In dem Abschnitt aus dem Evangelium des Matthäus, der zur sogenannten Bergpredigt gehört, bezieht sich Jesus auf drei grundlegenden Praktiken, die das mosaische Gesetz vorsieht: Das Almosengeben, das Gebet und das Fasten; sie sind auch traditionelle Hinweise für unseren Weg in der Fastenzeit, um der Einladung zu folgen „mit ganzem Herzen zu Gott zurückzukehren“. Aber Jesus unterstreicht die Bedeutung der Qualität und der Wahrhaftigkeit der Beziehung zu Gott, die die Authentizität aller religiösen Handlungen bestimmt. Deswegen prangert er die religiöse Verlogenheit an, ein nur äußerliches Verhalten, Handlungsweisen, die Zustimmung und Applaus erheischen. Der wahre Jünger dient nicht sich selber oder dem „Publikum“, sondern seinem Herrn, in der Einfachheit des Großmuts: „Und dein Vater, der das Verborgene sieht, wird es dir vergelten.“ (Mt 6,4.6.18). Unser Zeugnis wird umso wirksamer sein, je weniger wir unsern Ruhm suchen und wir uns bewusst werden, dass der Lohn des Gerechten Gott selber ist, am Ende des Lebens, im Frieden und Licht der Begegnung mit ihm selbst, von Angesicht zu Angesicht und für immer (vgl. 1 Kor 13.12).
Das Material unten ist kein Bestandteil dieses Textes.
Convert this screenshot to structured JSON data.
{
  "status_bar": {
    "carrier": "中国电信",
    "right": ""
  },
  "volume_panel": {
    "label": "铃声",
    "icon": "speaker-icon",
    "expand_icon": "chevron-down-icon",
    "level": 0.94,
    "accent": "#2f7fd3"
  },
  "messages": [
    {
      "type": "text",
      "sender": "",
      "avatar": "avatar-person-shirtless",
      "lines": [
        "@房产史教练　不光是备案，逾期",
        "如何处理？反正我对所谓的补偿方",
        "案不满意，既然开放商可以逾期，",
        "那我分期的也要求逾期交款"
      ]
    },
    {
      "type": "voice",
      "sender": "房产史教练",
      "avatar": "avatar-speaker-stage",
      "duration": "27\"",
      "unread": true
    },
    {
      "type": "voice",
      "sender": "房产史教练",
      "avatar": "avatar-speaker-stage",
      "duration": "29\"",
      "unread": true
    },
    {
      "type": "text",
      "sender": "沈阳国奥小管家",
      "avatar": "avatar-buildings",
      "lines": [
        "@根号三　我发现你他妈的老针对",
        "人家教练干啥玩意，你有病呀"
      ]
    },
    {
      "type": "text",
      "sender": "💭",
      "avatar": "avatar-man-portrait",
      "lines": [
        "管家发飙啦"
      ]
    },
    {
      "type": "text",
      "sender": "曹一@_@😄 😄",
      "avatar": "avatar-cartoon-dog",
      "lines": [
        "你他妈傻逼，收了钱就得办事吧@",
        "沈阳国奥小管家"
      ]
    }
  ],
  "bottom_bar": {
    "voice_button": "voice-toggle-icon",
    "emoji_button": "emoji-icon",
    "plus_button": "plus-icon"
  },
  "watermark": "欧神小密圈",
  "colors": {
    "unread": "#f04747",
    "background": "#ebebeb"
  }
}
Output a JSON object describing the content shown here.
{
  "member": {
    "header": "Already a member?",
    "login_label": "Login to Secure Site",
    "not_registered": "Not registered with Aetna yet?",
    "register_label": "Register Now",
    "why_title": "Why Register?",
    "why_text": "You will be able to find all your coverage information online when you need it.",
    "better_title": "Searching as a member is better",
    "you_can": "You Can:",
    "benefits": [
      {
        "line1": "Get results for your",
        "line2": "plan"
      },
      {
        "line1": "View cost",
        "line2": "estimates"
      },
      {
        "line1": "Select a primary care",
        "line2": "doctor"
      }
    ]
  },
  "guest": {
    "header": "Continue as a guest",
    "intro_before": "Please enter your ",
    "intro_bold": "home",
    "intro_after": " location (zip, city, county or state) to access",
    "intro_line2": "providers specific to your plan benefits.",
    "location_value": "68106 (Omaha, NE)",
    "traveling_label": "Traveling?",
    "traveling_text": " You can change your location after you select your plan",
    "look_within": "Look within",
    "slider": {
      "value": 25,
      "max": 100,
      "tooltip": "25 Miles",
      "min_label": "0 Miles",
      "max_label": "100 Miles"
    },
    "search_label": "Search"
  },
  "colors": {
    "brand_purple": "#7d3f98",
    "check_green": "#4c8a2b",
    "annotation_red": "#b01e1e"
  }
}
Liebe Brüder und Schwestern, beginnen wir voll Vertrauen und Freude den Weg der Fastenzeit. Möge die Einladung zur Bekehrung und zur „Umkehr zum lebendigen Gott mit ganzem Herzen“ laut in uns widerhallen, indem wir seine Gnade annehmen, die uns zu neuen Menschen macht, mit jener überraschenden Neuheit, die jene Teilhabe am Leben Jesu selber ist. Möge also niemand von uns diesem Appell gegenüber taub bleiben, dem wir in diesem schlichten Ritus begegnen, der Bezeichnung mit Asche, einer Geste, die wir bald vollziehen werden und die so einfach und zugleich beeindruckend ist. Möge uns in dieser Zeit die Jungfrau Maria begleiten, die Mutter der Kirche und Vorbild eines jeden wahren Jüngers des Herrn. Amen.